The reception that staff give to clients when they enter the salon sets the scene for the client experience and so needs to be monitored carefully for effectiveness and excellence.
One of the key points that I can make regarding reception staff, is that unless your business is very large or extremely busy, when staffing your reception the ‘less is more’ rule generally applies. It’s very disconcerting for even the most seasoned salon attendee to be faced with a plethora of staff at reception. Too many people at a reception desk can be very intimidating and off- putting for clients.
An industry colleague once told me she thought that beauty therapists and hairdressers must have a large magnet implanted in them in the diaphragm area during their training and corresponding magnets were engineered into the reception desks, which neatly explained the reason why non-working staff are inextricably drawn to the reception desk and congregate there to the detriment of the business! Consider how staff can be best managed between client visits to keep them away from lingering at the reception desk.
Last year I was asked to give expert guidance on a Channel 4 programme called Britain’s Secret Shoppers and my lasting impression of the struggling salon I visited in London was of a bored hairdresser slouched on a stool at reception at the front window of the hair and beauty salon in full view of the general public. What did this say about the salon? Did it say ‘dynamic, busy, thriving salon’ or ‘unpopular, unsuccessful salon’? Staff demeanour at reception is critical!
It’s been said many times before, but I will say it again because we don’t see it enough of it when I and my employees do mystery shopping visits - staff need to smile when someone enters the salon. And smile with feeling. How would you smile at a person who was bringing you a lottery cheque? That’s the way you should smile at a client entering the salon, they will probably not be bringing you the lottery cheque but they are bringing you your pay cheque!
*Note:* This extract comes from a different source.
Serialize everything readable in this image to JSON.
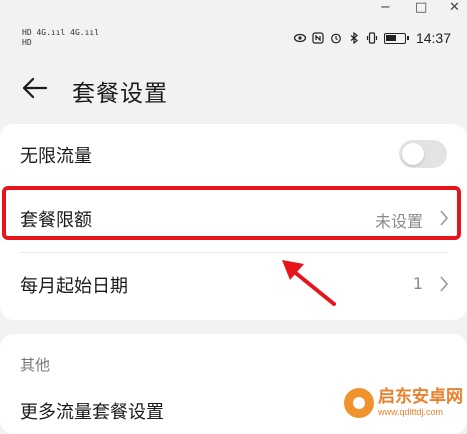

Reception staff also need to make immediate eye contact with the client as soon as they enter the salon. No other job that an employee is doing is more important than greeting a client. Even if they are dealing with an existing client it takes very little effort to politely mouth ‘hello’ and ask them to take a seat.
Remember that reception is the beginning of the client journey, but the first impression will often be the one that they take away with them, no matter how great the technical service they receive.